🤖 AI Summary
Android malware proliferation poses severe threats to user privacy and device security, necessitating highly accurate detection methods. This paper proposes a novel framework integrating static analysis with Retrieval-Augmented Generation (RAG)-enhanced large language models (LLMs). First, static features—including permissions, components, and code structure—are extracted from APK files. Second, a RAG mechanism guides the LLM to generate precise, context-aware functional summaries, effectively mitigating hallucination. Finally, a Transformer model jointly encodes both static features and semantic summaries for classification. To our knowledge, this is the first work to deeply couple RAG-enhanced LLM–derived semantic understanding with traditional static features, significantly improving detection robustness. Evaluated on a custom dataset, our method achieves higher accuracy than state-of-the-art static approaches, particularly excelling in identifying obfuscated malware samples.
📝 Abstract
The widespread use of Android applications has made them a prime target for cyberattacks, significantly increasing the risk of malware that threatens user privacy, security, and device functionality. Effective malware detection is thus critical, with static analysis, dynamic analysis, and Machine Learning being widely used approaches.
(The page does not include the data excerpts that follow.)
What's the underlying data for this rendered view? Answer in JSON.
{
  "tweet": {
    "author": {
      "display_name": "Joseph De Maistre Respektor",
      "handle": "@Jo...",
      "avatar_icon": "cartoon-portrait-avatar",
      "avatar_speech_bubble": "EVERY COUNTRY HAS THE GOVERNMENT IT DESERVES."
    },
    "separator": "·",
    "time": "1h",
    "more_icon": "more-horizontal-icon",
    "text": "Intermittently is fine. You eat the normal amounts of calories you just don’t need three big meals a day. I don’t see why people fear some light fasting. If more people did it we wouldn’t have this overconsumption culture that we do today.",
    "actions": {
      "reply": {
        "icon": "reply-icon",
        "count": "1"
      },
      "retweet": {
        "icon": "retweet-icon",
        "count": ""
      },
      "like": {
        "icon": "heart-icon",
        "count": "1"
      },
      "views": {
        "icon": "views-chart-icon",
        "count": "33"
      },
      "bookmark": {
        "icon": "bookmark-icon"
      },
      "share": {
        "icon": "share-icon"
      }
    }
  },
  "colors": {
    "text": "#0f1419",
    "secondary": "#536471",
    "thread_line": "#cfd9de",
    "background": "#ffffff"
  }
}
In this work, we focus on a Machine Learning-based method utilizing static features. We first compiled a dataset of benign and malicious APKs and performed static analysis to extract features such as code structure, permissions, and manifest file content, without executing the apps. Instead of relying solely on raw static features, our system uses an LLM to generate high-level functional descriptions of APKs. To mitigate hallucinations, which are a known vulnerability of LLM, we integrated Retrieval-Augmented Generation (RAG), enabling the LLM to ground its output in relevant context. Using carefully designed prompts, we guide the LLM to produce coherent function summaries, which are then analyzed using a transformer-based model, improving detection accuracy over conventional feature-based methods for malware detection.